Dear Home Office 2: Still Pending

Dawn Harrison
Phosphoros Theatre
Gilded Balloon Teviot

Dear Home Office 2: Still Pending

Dear Home Office 2: Still Pending traces the fictional stories of a number of refugees in the UK from Somalia Afghanistan and Albania. It is derived from many of the real experiences of asylum seekers and cast members.

We see some of the urgent difficulties in finding a place to live, and the long bureaucratic waits at council offices that are supposed to organise emergency accommodation, and could just as easily be called the redirection centres for what appears to be their preferred response.

The ability to wait patiently for great periods of time is the perfect quality for a refugee as they wait for temporary accommodation and some kind of decision on the right even to remain.

When Akram’s application for asylum is rejected, there are the difficulties in getting legal advice due to the cuts in Legal Aid funding.

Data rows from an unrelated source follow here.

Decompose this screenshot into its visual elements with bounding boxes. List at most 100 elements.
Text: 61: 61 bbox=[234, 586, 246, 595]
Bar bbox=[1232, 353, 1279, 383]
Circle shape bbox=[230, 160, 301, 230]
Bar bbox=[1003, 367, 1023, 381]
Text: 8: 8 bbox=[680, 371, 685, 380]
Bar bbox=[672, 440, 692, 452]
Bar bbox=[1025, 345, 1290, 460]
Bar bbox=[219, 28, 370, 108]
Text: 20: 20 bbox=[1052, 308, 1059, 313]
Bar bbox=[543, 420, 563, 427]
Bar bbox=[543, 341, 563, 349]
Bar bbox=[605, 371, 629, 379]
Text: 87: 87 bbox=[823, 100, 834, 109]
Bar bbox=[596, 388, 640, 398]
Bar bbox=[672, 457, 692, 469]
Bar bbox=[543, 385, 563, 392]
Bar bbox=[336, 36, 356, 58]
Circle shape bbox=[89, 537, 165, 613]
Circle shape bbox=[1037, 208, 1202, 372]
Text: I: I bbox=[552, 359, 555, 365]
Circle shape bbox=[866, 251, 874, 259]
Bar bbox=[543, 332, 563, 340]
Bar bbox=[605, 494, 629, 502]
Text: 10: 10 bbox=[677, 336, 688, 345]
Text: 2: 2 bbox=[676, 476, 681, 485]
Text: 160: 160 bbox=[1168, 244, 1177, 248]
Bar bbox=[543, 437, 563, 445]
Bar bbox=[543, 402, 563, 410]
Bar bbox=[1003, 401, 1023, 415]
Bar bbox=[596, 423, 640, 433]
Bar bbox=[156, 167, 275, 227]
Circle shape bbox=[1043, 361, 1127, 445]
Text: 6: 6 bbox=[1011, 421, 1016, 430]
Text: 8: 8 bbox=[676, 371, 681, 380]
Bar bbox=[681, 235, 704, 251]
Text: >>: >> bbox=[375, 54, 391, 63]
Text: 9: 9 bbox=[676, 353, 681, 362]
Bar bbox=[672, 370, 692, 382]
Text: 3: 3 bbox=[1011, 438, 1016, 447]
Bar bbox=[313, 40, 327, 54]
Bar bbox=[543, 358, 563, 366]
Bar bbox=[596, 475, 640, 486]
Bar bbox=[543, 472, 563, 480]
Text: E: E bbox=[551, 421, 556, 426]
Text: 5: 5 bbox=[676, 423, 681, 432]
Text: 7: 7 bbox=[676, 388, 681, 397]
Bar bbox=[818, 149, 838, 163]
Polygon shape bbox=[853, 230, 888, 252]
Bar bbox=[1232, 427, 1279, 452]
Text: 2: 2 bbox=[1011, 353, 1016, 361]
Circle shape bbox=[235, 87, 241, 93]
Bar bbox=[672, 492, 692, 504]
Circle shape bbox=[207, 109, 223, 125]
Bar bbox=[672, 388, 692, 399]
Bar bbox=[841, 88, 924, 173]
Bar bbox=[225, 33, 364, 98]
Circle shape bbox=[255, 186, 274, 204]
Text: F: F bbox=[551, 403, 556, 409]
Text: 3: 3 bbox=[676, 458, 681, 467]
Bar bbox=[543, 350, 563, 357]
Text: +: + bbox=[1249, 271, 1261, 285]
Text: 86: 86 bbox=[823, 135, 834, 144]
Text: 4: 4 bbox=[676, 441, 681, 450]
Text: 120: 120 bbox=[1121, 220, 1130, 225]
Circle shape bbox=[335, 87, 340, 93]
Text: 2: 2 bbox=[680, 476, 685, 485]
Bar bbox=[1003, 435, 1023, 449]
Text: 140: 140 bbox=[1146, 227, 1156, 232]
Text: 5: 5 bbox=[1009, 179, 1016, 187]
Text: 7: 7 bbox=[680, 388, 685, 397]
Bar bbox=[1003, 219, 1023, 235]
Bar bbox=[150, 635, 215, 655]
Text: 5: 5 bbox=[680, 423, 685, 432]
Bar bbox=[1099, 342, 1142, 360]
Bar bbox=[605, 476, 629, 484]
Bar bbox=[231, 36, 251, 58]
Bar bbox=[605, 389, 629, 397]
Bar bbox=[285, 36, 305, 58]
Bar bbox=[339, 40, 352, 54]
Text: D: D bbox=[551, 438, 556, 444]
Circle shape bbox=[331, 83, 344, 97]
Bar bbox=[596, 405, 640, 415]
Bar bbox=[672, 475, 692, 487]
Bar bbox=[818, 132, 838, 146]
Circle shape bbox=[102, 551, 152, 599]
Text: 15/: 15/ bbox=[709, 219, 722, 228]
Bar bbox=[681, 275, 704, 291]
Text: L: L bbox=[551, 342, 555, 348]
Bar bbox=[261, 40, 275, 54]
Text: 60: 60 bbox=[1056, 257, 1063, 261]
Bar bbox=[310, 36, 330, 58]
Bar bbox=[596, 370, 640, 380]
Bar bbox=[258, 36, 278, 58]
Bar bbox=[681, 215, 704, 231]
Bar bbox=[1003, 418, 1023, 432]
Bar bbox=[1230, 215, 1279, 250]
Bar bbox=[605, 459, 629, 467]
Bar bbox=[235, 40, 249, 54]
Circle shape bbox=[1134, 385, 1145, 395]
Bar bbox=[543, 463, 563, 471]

Though he gets to an appeal court, his advisor seems reluctant to allow him to admit he can speak English.

The lack of emotional support also has consequences for one refugee who, after suffering very disturbed dreams which wake other people, finds the post-traumatic stress too difficult to bear and walks into water with no intention of returning.

Work and education may help to integrate and stabilise refugees but getting these can be near impossible. We see them get casual labour delivering pizzas and selling at a fried chicken stall for three pounds an hour.

Elgin, the eighteen-year-old from Albania, wants to continue education but when he asks about a business degree is told it would cost him sixteen thousand a year and is shunted onto a level two childcare course at a college.

The dialogue and the acting can often seem stilted and in need of development but the situations depicted seem very real and provide an insight into the continuing lack of support given to refugees who have often suffered terrible trauma.